You are viewing a plain text version of this content. The canonical link for it is here.
Posted to c-dev@xerces.apache.org by Chris Hill <ch...@wolfram.com> on 2000/07/25 16:04:25 UTC

Streaming input to the parser

I've been working with the Xerces in an attempt to send it parts of the 
input data as it becomes available to me.  I provided a custom InputSource 
that hands out a custom BinInputStream.  I have looked at the progressive 
parse example and I decided to try to put "marker comments" into the stream 
at the end of each chunk and pause parsing when I encounter one until more 
data arrives.  Will I have any probelms with this approach? Is there a 
better way to do this?

I'm concerned that the parser might not read more data from the stream 
after it has exausted the data from the first read (if the amount of data 
available is less than it requested).  I need to provide input to the 
parser in chunks, it's not a matter of waiting for more data to arrive, I 
need to process it in segments.

Chris


Re: Streaming input to the parser

Posted by Dean Roddey <dr...@charmedquark.com>.
> How does the parser decide that there is nothing left to parse?

If the input stream returns zero bytes, then it assumes its done, or at
least there is no more data to be gotten. If you aren't at the end of the
legal document, that will be reported as a unexpected end of file.
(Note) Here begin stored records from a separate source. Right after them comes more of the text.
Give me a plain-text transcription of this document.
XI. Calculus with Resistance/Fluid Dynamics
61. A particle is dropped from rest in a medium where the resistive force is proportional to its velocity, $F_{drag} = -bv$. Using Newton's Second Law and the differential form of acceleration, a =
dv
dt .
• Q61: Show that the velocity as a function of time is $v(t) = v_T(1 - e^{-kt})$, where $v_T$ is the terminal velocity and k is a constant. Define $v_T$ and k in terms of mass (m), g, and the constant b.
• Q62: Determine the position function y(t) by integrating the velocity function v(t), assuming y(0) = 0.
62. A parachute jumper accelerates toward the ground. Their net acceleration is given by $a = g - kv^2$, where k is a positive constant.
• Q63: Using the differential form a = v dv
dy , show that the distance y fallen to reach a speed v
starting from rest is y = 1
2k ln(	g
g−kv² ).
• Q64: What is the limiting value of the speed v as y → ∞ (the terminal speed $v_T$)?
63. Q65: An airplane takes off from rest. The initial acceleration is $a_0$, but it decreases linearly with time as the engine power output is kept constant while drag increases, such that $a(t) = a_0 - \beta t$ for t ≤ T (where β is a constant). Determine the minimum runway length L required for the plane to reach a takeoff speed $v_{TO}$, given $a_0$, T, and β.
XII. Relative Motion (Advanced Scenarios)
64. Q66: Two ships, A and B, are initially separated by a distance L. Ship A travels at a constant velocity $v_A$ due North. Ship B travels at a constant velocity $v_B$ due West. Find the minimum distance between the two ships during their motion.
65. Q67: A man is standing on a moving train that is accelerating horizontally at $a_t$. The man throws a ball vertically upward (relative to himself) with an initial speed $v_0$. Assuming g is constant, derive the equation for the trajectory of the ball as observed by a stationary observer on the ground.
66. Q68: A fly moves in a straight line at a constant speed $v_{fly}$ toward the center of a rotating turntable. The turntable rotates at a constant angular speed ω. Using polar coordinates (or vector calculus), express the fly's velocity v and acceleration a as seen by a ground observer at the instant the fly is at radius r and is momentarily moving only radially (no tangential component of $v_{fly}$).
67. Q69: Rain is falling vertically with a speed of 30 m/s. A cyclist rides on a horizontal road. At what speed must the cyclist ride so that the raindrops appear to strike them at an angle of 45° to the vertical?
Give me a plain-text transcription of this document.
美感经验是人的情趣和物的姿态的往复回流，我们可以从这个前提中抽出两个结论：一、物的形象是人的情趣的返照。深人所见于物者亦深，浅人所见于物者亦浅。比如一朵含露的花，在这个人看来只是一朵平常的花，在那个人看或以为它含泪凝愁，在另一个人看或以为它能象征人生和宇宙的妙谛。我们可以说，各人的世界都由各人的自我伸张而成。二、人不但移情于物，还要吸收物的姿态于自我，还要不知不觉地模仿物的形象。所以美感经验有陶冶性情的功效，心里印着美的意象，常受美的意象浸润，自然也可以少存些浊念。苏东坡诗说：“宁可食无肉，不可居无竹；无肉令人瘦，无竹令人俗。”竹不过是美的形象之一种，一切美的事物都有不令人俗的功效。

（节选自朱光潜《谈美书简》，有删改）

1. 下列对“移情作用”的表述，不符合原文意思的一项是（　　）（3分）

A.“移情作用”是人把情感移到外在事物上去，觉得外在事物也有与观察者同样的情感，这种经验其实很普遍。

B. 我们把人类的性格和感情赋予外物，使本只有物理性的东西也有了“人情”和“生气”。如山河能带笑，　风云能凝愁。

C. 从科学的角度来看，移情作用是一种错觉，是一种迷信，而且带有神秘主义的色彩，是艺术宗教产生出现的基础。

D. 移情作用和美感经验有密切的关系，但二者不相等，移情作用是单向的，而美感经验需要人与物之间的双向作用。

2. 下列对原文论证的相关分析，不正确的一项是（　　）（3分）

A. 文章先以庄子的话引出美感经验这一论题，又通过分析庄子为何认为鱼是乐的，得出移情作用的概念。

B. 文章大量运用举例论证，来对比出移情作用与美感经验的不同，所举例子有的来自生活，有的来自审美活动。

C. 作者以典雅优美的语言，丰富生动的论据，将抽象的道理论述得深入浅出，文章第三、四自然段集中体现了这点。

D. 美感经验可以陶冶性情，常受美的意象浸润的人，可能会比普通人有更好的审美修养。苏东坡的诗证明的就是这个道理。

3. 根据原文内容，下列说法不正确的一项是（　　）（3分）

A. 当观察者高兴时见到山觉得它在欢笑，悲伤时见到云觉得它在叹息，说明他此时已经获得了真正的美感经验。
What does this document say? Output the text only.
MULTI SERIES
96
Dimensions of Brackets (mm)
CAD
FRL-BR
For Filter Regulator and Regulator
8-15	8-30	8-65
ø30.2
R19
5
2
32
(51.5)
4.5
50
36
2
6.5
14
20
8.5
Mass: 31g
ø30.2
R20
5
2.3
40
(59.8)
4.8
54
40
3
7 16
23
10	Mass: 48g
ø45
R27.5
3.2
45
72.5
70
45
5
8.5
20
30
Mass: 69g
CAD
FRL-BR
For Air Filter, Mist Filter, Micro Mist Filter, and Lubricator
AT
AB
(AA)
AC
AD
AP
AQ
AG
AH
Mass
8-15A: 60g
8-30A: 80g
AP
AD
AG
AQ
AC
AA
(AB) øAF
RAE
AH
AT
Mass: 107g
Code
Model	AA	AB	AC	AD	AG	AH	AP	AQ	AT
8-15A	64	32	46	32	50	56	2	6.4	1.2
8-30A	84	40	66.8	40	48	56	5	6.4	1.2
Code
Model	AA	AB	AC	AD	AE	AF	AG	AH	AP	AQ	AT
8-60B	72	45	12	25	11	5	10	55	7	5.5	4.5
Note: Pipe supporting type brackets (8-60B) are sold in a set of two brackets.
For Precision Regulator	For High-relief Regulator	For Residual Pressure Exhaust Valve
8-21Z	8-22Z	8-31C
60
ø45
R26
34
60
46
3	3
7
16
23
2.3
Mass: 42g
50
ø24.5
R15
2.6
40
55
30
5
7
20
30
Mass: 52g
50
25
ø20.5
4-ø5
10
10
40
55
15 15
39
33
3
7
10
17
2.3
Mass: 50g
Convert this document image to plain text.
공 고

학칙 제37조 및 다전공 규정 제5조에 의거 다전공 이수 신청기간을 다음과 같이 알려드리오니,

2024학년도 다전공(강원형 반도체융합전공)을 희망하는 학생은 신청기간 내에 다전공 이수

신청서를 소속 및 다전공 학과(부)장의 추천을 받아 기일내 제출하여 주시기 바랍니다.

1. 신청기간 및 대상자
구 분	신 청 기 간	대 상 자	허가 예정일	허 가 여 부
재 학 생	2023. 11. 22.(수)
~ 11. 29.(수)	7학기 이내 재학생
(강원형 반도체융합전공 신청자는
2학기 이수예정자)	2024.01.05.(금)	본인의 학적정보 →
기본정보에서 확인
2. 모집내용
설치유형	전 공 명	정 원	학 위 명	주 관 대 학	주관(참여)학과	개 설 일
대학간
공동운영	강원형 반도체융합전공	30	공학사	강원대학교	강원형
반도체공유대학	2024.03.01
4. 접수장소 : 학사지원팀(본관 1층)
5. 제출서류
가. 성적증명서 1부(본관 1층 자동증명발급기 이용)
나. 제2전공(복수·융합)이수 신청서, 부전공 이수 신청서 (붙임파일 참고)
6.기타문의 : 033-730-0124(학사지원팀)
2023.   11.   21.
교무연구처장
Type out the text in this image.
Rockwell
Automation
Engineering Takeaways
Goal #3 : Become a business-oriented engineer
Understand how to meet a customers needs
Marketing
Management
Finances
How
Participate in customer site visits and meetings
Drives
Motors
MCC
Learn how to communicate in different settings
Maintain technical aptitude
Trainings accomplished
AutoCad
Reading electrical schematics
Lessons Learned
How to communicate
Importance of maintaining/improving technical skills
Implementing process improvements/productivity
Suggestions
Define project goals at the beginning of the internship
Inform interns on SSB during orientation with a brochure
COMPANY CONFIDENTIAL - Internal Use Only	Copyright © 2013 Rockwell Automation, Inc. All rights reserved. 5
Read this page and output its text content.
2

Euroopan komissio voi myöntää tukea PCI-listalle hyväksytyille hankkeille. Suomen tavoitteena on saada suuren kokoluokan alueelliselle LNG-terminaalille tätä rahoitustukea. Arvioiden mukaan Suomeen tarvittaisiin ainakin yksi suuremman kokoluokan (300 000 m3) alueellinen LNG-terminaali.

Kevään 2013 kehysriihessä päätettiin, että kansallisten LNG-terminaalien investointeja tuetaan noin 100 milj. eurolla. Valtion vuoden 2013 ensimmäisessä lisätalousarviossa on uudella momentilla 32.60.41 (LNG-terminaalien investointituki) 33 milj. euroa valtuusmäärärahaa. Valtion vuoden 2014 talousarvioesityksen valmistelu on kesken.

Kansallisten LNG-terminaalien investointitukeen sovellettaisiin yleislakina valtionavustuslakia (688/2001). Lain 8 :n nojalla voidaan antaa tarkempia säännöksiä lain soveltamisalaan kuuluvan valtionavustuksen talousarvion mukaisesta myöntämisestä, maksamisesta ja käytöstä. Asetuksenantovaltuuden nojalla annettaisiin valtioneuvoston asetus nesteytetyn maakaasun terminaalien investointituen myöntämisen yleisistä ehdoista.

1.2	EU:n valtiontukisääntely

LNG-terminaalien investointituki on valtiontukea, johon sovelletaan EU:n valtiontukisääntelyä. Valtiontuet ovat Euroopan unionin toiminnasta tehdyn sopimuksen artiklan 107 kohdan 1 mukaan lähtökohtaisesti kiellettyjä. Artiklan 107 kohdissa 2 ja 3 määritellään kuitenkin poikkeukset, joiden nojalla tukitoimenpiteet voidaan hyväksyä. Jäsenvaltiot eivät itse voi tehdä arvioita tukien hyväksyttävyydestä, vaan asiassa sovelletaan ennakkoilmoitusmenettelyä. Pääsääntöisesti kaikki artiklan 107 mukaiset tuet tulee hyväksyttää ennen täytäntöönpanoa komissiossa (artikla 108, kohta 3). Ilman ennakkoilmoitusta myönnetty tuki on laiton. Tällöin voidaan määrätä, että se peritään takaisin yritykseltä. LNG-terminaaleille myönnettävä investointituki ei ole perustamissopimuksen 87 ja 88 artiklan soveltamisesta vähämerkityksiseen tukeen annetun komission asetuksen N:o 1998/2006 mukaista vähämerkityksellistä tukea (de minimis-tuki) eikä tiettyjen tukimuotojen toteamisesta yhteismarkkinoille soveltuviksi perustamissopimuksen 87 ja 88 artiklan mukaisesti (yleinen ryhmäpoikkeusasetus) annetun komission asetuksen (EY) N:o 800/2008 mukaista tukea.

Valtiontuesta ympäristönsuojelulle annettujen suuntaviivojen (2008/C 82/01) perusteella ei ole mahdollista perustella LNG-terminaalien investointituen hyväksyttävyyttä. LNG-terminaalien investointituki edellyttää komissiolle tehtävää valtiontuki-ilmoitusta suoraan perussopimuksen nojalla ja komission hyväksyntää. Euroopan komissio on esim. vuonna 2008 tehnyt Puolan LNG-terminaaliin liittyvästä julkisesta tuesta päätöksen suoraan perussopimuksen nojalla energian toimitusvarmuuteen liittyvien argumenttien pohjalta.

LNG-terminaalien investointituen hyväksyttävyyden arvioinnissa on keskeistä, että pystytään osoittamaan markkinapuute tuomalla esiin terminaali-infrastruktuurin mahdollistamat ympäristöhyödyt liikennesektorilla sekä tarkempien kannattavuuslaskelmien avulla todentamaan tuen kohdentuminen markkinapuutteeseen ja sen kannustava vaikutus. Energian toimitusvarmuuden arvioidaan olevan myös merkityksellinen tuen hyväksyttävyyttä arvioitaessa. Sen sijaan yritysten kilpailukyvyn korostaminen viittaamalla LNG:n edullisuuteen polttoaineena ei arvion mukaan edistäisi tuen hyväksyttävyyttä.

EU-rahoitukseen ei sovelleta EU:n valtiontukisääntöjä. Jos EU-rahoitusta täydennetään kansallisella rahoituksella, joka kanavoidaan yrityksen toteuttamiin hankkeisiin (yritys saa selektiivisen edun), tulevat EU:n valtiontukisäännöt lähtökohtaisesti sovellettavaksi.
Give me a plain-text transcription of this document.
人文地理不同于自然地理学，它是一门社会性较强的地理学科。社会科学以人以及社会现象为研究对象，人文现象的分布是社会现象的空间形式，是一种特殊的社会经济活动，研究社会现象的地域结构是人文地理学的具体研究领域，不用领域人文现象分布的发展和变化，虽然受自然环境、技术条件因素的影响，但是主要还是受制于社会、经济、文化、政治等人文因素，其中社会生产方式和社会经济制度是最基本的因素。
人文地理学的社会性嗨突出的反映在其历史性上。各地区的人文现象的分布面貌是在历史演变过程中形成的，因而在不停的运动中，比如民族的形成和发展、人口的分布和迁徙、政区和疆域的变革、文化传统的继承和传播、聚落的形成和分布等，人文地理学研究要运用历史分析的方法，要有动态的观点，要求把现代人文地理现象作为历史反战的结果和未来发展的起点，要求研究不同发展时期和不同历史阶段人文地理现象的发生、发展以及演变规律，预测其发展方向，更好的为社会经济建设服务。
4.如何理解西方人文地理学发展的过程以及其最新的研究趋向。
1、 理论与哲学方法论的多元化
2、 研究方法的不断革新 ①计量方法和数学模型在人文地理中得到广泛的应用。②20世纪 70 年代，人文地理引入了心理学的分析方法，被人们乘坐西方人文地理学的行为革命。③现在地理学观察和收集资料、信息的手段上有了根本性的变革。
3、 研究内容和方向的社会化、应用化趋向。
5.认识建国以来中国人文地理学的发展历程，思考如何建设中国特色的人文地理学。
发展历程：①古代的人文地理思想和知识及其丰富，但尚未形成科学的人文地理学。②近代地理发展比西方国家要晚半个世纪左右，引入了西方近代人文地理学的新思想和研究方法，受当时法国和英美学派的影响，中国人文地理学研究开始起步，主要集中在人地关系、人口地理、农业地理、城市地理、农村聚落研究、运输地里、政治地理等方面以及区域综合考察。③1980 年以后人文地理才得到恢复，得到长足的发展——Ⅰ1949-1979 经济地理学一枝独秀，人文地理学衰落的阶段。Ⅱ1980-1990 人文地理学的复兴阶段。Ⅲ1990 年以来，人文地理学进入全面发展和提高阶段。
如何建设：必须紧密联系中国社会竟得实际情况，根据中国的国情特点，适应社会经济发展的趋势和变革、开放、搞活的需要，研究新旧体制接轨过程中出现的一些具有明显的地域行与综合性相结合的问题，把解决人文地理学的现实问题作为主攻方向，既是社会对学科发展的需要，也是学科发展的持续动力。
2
You need to reset the parser after you finish a legal document, i.e. it will
only parse a valid document. Once its seen a valid documet, you must start a
new parse.

--------------------------
Dean Roddey
The CIDLib C++ Frameworks
Charmed Quark Software
droddey@charmedquark.com
http://www.charmedquark.com

"You young, and you gotcha health. Whatchoo wanna job fer?"


>
> I'm having a little difficulty with my comment marker approach under
> certain conditions.  For example, I first send a doctype declaration
> followed by a comment, but my comment handler doesn't seem to get
> called.  If I send more data it crashes.  This example is actually the
main
> reason I need this functionality, I want to load a doctype declaration
that
> has many character entity definitions and reuse those definitions in each
> subsequent data block passed to the parser.
>
> If I just send an opening tag+comment marker then a data+comment marker,
it
> works and I can continue to send more data+comment markers until I close
> the opening tag.
>
> At 08:03 PM 7/25/2000, you wrote:
> >I think that your approach will work.  The parser will continue to read
> >from an input stream so long as the previous read returned anything at
> >all.
> >
> >Andy Heninger
> >IBM XML Technology Group, Cupertino, CA
> >heninger@us.ibm.com
> >
> >
> >
> >----- Original Message -----
> >From: "Chris Hill" <ch...@wolfram.com>
> >
> > > I've been working with the Xerces in an attempt to send it parts of
the
> > > input data as it becomes available to me.  I provided a custom
> >InputSource
> > > that hands out a custom BinInputStream.  I have looked at the
> >progressive
> > > parse example and I decided to try to put "marker comments" into the
> >stream
> > > at the end of each chunk and pause parsing when I encounter one until
> >more
> > > data arrives.  Will I have any probelms with this approach? Is there a
> > > better way to do this?
> > >
> > > I'm concerned that the parser might not read more data from the stream
> > > after it has exausted the data from the first read (if the amount of
> >data
> > > available is less than it requested).  I need to provide input to the
> > > parser in chunks, it's not a matter of waiting for more data to
arrive,
> >I
> > > need to process it in segments.
> > >
> > > Chris
> > >
> >
> >
> >
> >---------------------------------------------------------------------
> >To unsubscribe, e-mail: xerces-c-dev-unsubscribe@xml.apache.org
> >For additional commands, e-mail: xerces-c-dev-help@xml.apache.org
>
>
> ---------------------------------------------------------------------
> To unsubscribe, e-mail: xerces-c-dev-unsubscribe@xml.apache.org
> For additional commands, e-mail: xerces-c-dev-help@xml.apache.org
>


Re: Streaming input to the parser

Posted by Chris Hill <ch...@wolfram.com>.
How does the parser decide that there is nothing left to parse?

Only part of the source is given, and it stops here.